One strategy Crane has been working on at the health system is implementing "appreciative inquiry"—where hospital managers acknowledge what a unit is doing right instead of pointing fingers and focusing on blame when errors occur.
"It's identifying that somebody has a world-class standard and replicating that, rather than focusing on the terrible thing that unit A has done and firing someone, which really resolves nothing, except for when there is reckless behavior involved," she said.
Crane said that her health system is trying to move to a culture of transforming care and away from assigning blame when an error occurs.
"No one, in most cases, had the intention of doing harm to the patient," she said.
Much of her role is facilitating communication between departments and analyzing various problems.
One problem the transforming care team discovered involved Parkland's finance and anesthesiology departments.
A finance department employee kept receiving wrong codes from the anesthesiology department and had assumed that whomever was entering the codes was entering the information in error.
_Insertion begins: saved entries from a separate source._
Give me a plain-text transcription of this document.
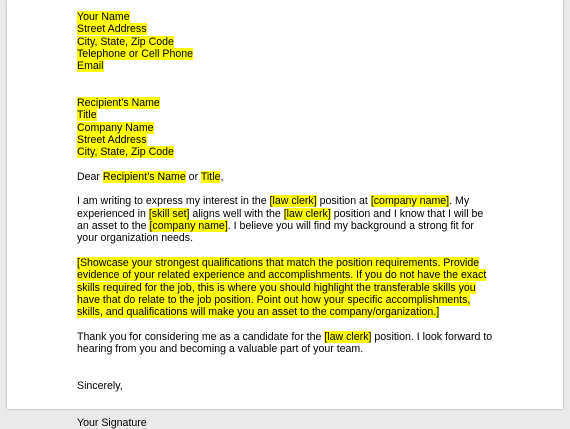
Your Name
Street Address
City, State, Zip Code
Telephone or Cell Phone
Email
Recipient’s Name
Title
Company Name
Street Address
City, State, Zip Code
Dear Recipient’s Name or Title,
I am writing to express my interest in the [law clerk] position at [company name]. My
experienced in [skill set] aligns well with the [law clerk] position and I know that I will be
an asset to the [company name]. I believe you will find my background a strong fit for
your organization needs.
[Showcase your strongest qualifications that match the position requirements. Provide
evidence of your related experience and accomplishments. If you do not have the exact
skills required for the job, this is where you should highlight the transferable skills you
have that do relate to the job position. Point out how your specific accomplishments,
skills, and qualifications will make you an asset to the company/organization.]
Thank you for considering me as a candidate for the [law clerk] position. I look forward to
hearing from you and becoming a valuable part of your team.
Sincerely,
Your Signature
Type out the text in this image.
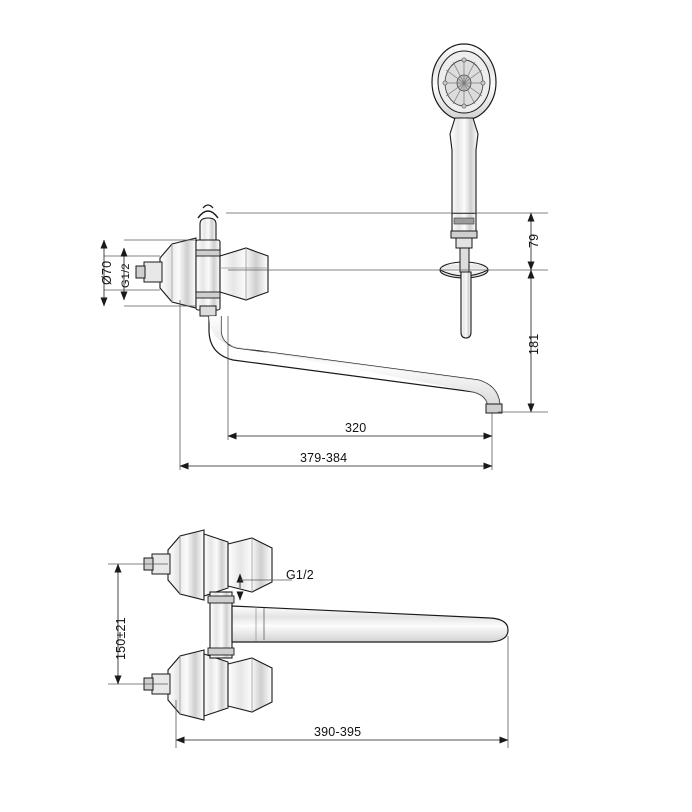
Ø70 G1/2
79
181
320
379-384
150±21
G1/2
390-395
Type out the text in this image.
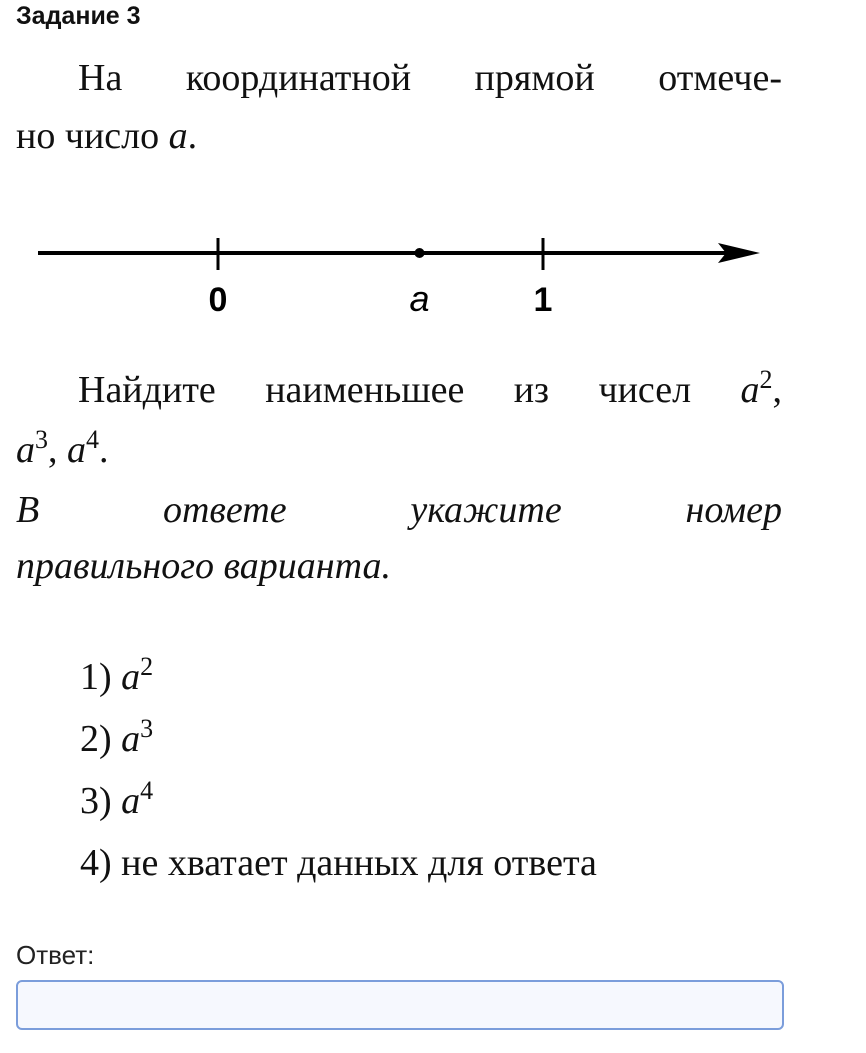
Задание 3
На координатной прямой отмече-
но число a.
0	a	1
Найдите наименьшее из чисел $a^2$,
$a^3$, $a^4$.
В ответе укажите номер
правильного варианта.
1) $a^2$
2) $a^3$
3) $a^4$
4) не хватает данных для ответа
Ответ:
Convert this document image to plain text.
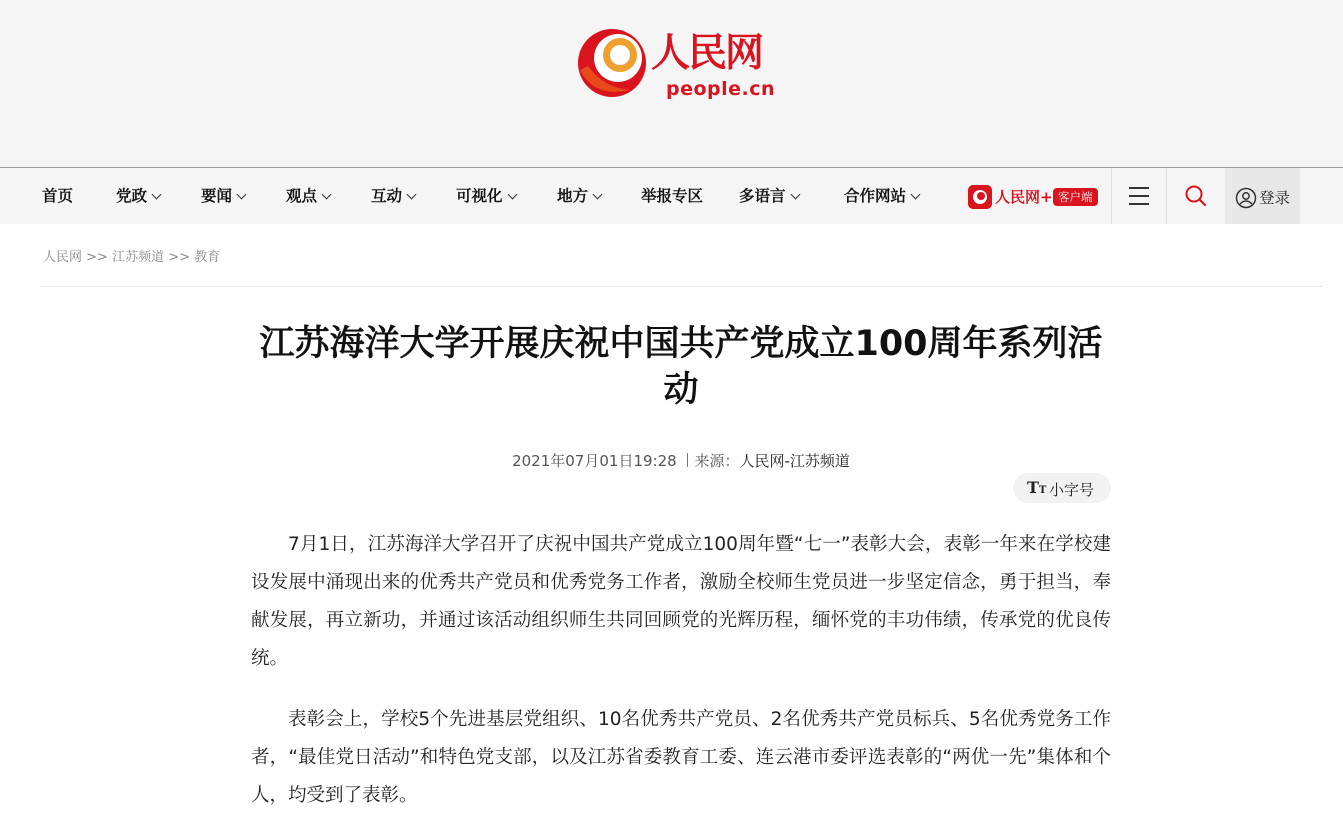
人民网
people.cn
首页	党政	要闻	观点	互动	可视化	地方	举报专区 多语言	合作网站	人民网+ 客户端	登录
人民网 >> 江苏频道 >> 教育
江苏海洋大学开展庆祝中国共产党成立100周年系列活动
2021年07月01日19:28 来源：人民网-江苏频道
TT 小字号

7月1日，江苏海洋大学召开了庆祝中国共产党成立100周年暨“七一”表彰大会，表彰一年来在学校建设发展中涌现出来的优秀共产党员和优秀党务工作者，激励全校师生党员进一步坚定信念，勇于担当，奉献发展，再立新功，并通过该活动组织师生共同回顾党的光辉历程，缅怀党的丰功伟绩，传承党的优良传统。

表彰会上，学校5个先进基层党组织、10名优秀共产党员、2名优秀共产党员标兵、5名优秀党务工作者，“最佳党日活动”和特色党支部，以及江苏省委教育工委、连云港市委评选表彰的“两优一先”集体和个人，均受到了表彰。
In the meantime, the anesthesiology employee who was entering the codes was certain the codes were being entered correctly.
"Both thought the other person was wrong," Crane said. "Both had a position, and both were not willing to come out of the position."
An analysis of the system found that, because of a "computer glitch," the wrong code was being transferred from the anesthesiology system to the finance department's system.
"The key is communication," Crane said, "and not assuming that the other party is to blame."